Experts say COVID-19 will keep causing serious illness in some people. The COVID-19 Scenario Modeling Hub made some pandemic projections spanning August 2022 to May 2023, assuming the new tweaked boosters adding protection for the newest omicron relatives would be available and a booster campaign would take place in fall and winter. In the most pessimistic scenario -- a new variant and late boosters -- they projected 1.3 million hospitalizations and 181,000 deaths during that period. In the most optimistic scenario -- no new variant and early boosters -- they projected a little more than half the number of hospitalizations and 111,000 deaths.

Eric Topol, head of Scripps Research Translational Institute, said the world is likely to keep seeing repetitive surges until we do the things we have to do, such as developing next-generation vaccines and rolling them out equitably.

Topol said the virus "just has too many ways to work around our current strategies, and it'll just keep finding people, finding them again, and self-perpetuating."

HOW WILL THE VIRUS MUTATE?

Scientists expect more genetic changes that affect parts of the spike protein studding the surface of the virus, letting it attach to human cells.

"Every time we think we've seen the peak transmission, peak immune escape properties, the virus exceeds that by another significant notch," Topol said.

But the virus probably won't keep getting more transmissible forever.

"I think there is a limit," said Matthew Binnicker, director of clinical virology at Mayo Clinic in Rochester, Minnesota. "What we're really dealing with, though, is there's still a lot of people across the world who don't have any prior immunity -- either they haven't been infected or they haven't had access to vaccination."

If humanity's baseline level of immunity rises significantly, he said, the rate of infections, and with that emergence of more contagious variants, should slow down.

But there is a chance the virus could mutate in a way that causes more severe illness.

"There's not any inherent reason, biologically, that the virus has to become milder over time," said Dr Wesley Long, a pathologist at Houston Methodist.
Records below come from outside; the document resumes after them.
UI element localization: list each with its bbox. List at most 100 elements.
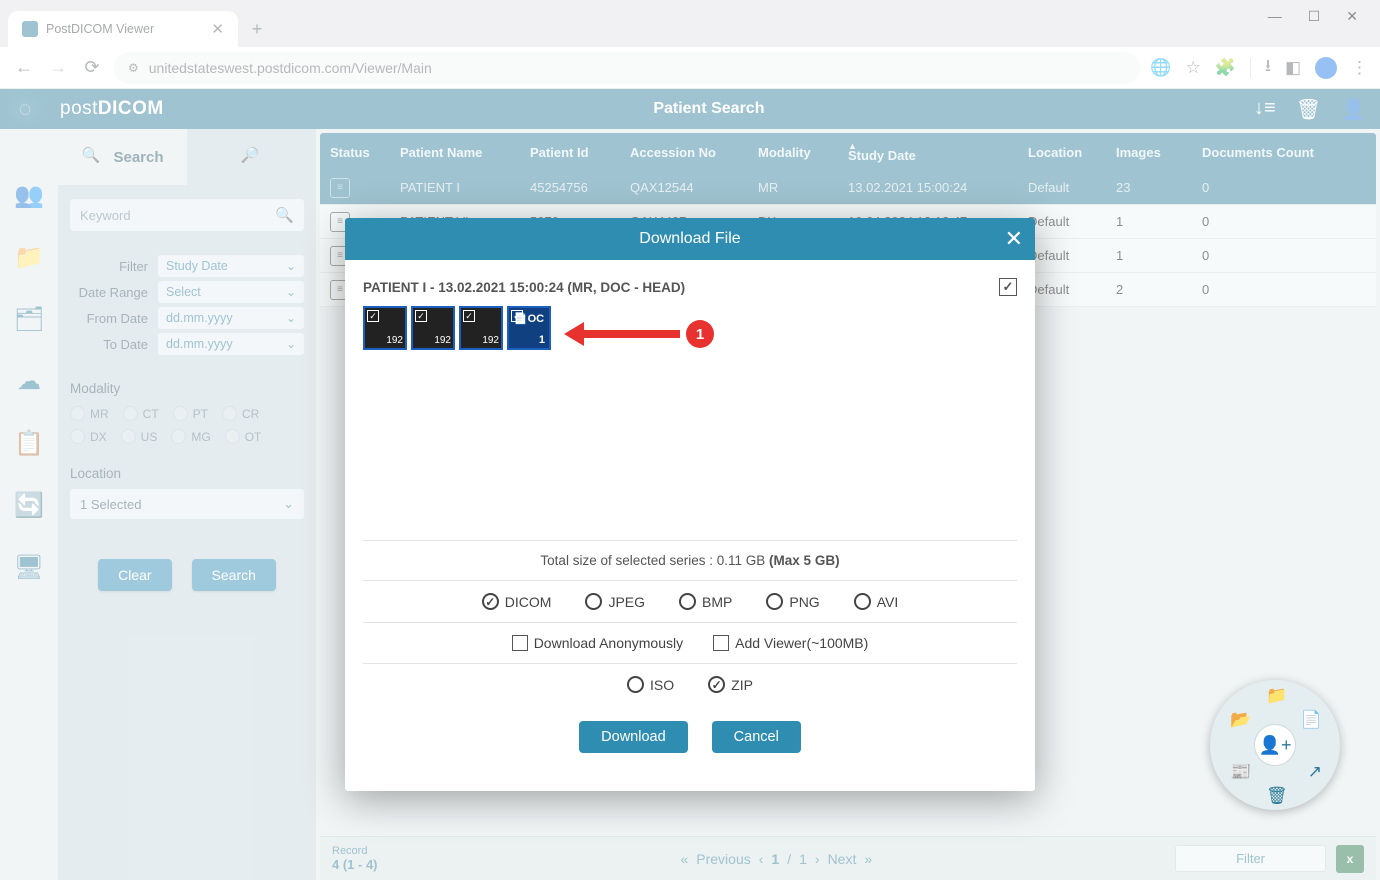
radial-menu[interactable]: 📁 📂 📄 📰 ↗ 🗑 👤+: [1210, 680, 1340, 810]
series-thumb[interactable]: ✓192: [411, 306, 455, 350]
page-title: Patient Search: [164, 100, 1254, 118]
modality-ct[interactable]: CT: [123, 406, 159, 421]
modality-us[interactable]: US: [121, 429, 158, 444]
downloads-icon[interactable]: ⭳: [1265, 53, 1271, 82]
rail-patients-icon[interactable]: 👥: [13, 179, 45, 211]
th-img[interactable]: Images: [1116, 145, 1202, 160]
tab-advanced-search[interactable]: 🔎: [187, 129, 316, 185]
pager-next[interactable]: Next: [828, 851, 857, 867]
pager-prev-icon[interactable]: ‹: [759, 851, 764, 867]
browser-tab[interactable]: PostDICOM Viewer ✕: [8, 11, 238, 47]
format-jpeg[interactable]: JPEG: [585, 593, 645, 610]
fromdate-input[interactable]: dd.mm.yyyy⌄: [158, 307, 304, 329]
th-mod[interactable]: Modality: [758, 145, 848, 160]
modality-pt[interactable]: PT: [173, 406, 208, 421]
anon-checkbox[interactable]: Download Anonymously: [512, 635, 683, 651]
reload-icon[interactable]: ⟳: [80, 56, 104, 80]
sidepanel-icon[interactable]: ◧: [1285, 58, 1301, 78]
site-settings-icon[interactable]: ⚙: [128, 61, 139, 75]
rail-cards-icon[interactable]: 🗂: [13, 303, 45, 335]
address-bar[interactable]: ⚙ unitedstateswest.postdicom.com/Viewer/…: [114, 52, 1140, 84]
cancel-button[interactable]: Cancel: [712, 721, 801, 753]
rail-upload-icon[interactable]: ☁: [13, 365, 45, 397]
pager-last-icon[interactable]: »: [864, 851, 872, 867]
rail-list-search-icon[interactable]: 📋: [13, 427, 45, 459]
pager-prev[interactable]: Previous: [696, 851, 750, 867]
th-doc[interactable]: Documents Count: [1202, 145, 1366, 160]
radial-report-icon[interactable]: 📰: [1230, 762, 1251, 782]
select-all-checkbox[interactable]: ✓: [999, 278, 1017, 296]
filter-select[interactable]: Study Date⌄: [158, 255, 304, 277]
table-row[interactable]: ≡PATIENT I45254756QAX12544MR13.02.2021 1…: [320, 171, 1376, 205]
addviewer-checkbox[interactable]: Add Viewer(~100MB): [713, 635, 868, 651]
annotation-badge: 1: [686, 320, 714, 348]
back-icon[interactable]: ←: [12, 56, 36, 80]
format-avi[interactable]: AVI: [854, 593, 899, 610]
chevron-down-icon: ⌄: [286, 311, 296, 325]
location-heading: Location: [70, 466, 304, 481]
radial-document-icon[interactable]: 📄: [1301, 710, 1322, 730]
tab-search[interactable]: 🔍 Search: [58, 129, 187, 185]
rail-screens-icon[interactable]: 🖥: [13, 551, 45, 583]
rail-sync-icon[interactable]: 🔄: [13, 489, 45, 521]
series-thumb[interactable]: ✓192: [459, 306, 503, 350]
location-select[interactable]: 1 Selected ⌄: [70, 489, 304, 519]
window-close-icon[interactable]: ✕: [1346, 8, 1358, 25]
sort-icon[interactable]: ↓≡: [1254, 97, 1276, 122]
format-png[interactable]: PNG: [766, 593, 819, 610]
clear-button[interactable]: Clear: [98, 559, 171, 591]
modal-close-icon[interactable]: ✕: [1005, 226, 1023, 252]
modality-heading: Modality: [70, 381, 304, 396]
new-tab-button[interactable]: +: [242, 14, 272, 44]
pager-next-icon[interactable]: ›: [815, 851, 820, 867]
extensions-icon[interactable]: 🧩: [1215, 58, 1236, 78]
series-thumb[interactable]: ✓192: [363, 306, 407, 350]
tab-favicon: [22, 21, 38, 37]
keyword-search-icon[interactable]: 🔍: [275, 206, 294, 224]
modality-dx[interactable]: DX: [70, 429, 107, 444]
filter-label: Filter: [70, 259, 158, 274]
modality-cr[interactable]: CR: [222, 406, 259, 421]
todate-label: To Date: [70, 337, 158, 352]
forward-icon[interactable]: →: [46, 56, 70, 80]
radial-folder-icon[interactable]: 📁: [1266, 686, 1287, 706]
profile-avatar[interactable]: [1315, 57, 1337, 79]
th-status[interactable]: Status: [330, 145, 400, 160]
modality-ot[interactable]: OT: [225, 429, 262, 444]
keyword-input[interactable]: Keyword 🔍: [70, 199, 304, 231]
radial-addfolder-icon[interactable]: 📂: [1230, 710, 1251, 730]
th-date[interactable]: ▲Study Date: [848, 141, 1028, 163]
series-thumb-doc[interactable]: ✓📄OC1: [507, 306, 551, 350]
download-button[interactable]: Download: [579, 721, 688, 753]
window-minimize-icon[interactable]: —: [1268, 8, 1282, 25]
rail-folder-icon[interactable]: 📁: [13, 241, 45, 273]
user-icon[interactable]: 👤: [1341, 97, 1366, 122]
bookmark-icon[interactable]: ☆: [1186, 58, 1201, 78]
filter-button[interactable]: Filter: [1175, 845, 1326, 872]
search-button[interactable]: Search: [192, 559, 276, 591]
format-bmp[interactable]: BMP: [679, 593, 732, 610]
radial-delete-icon[interactable]: 🗑: [1266, 786, 1288, 806]
radial-share-icon[interactable]: ↗: [1308, 762, 1322, 782]
archive-zip[interactable]: ZIP: [708, 676, 753, 693]
modality-mg[interactable]: MG: [171, 429, 210, 444]
todate-input[interactable]: dd.mm.yyyy⌄: [158, 333, 304, 355]
window-maximize-icon[interactable]: ☐: [1308, 8, 1321, 25]
modality-mr[interactable]: MR: [70, 406, 109, 421]
daterange-select[interactable]: Select⌄: [158, 281, 304, 303]
format-dicom[interactable]: DICOM: [482, 593, 552, 610]
th-id[interactable]: Patient Id: [530, 145, 630, 160]
pager-first-icon[interactable]: «: [680, 851, 688, 867]
tab-close-icon[interactable]: ✕: [211, 20, 224, 38]
export-excel-icon[interactable]: x: [1336, 845, 1364, 873]
translate-icon[interactable]: 🌐: [1150, 58, 1171, 78]
menu-icon[interactable]: ⋮: [1351, 58, 1368, 78]
th-name[interactable]: Patient Name: [400, 145, 530, 160]
record-label: Record: [332, 845, 378, 857]
radial-center-icon[interactable]: 👤+: [1254, 724, 1296, 766]
thumb-check-icon: ✓: [415, 310, 427, 322]
archive-iso[interactable]: ISO: [627, 676, 674, 693]
th-loc[interactable]: Location: [1028, 145, 1116, 160]
trash-icon[interactable]: 🗑: [1296, 97, 1321, 122]
th-acc[interactable]: Accession No: [630, 145, 758, 160]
The fact it may seem milder now "is likely just the combined effect of all of us having some immune history with the virus."

While scientists hope that continues, they also point out that immunity gradually wanes.

WILL THE NEXT VARIANT BE ANOTHER VERSION OF OMICRON?

Omicron has been around since late last year, with a series of super transmissible versions quickly displacing one another, and Binnicker believes "that will continue at least for the next few months."

But down the road, he said it's likely a new variant distinct from omicron will pop up.

The recent wave of infections and re-infections, he said, "gives the virus more chances to spread and mutate and new variants to emerge".

CAN PEOPLE INFLUENCE THE FUTURE OF THE VIRUS?

Yes, experts said.

One way, they said, is to get vaccinated and boosted. Not only does that protect against severe disease and death, it raises the level of immunity globally. They said people should also keep protecting themselves by, for example, wearing masks indoors when COVID-19 rates are high.

CDC director Rochelle Walensky said Tuesday that up to 100,000 COVID-19 hospitalizations and 9,000 deaths could be prevented if Americans get the updated booster at the same rate they typically get an annual flu shot this fall. About half of Americans are typically vaccinated against the flu each year.

Longtime nurse Catherine Mirabile said it's important not to dismiss the dangers of the coronavirus, which sickened her twice, nearly killed her husband and left them both with long COVID-19. Daily deaths still average around 450 in the U.S.

"People really need to look at this and still take this seriously," said the 62-year-old from Princeton, West Virginia, who is now on disability. "They could end up in the same shape we're in."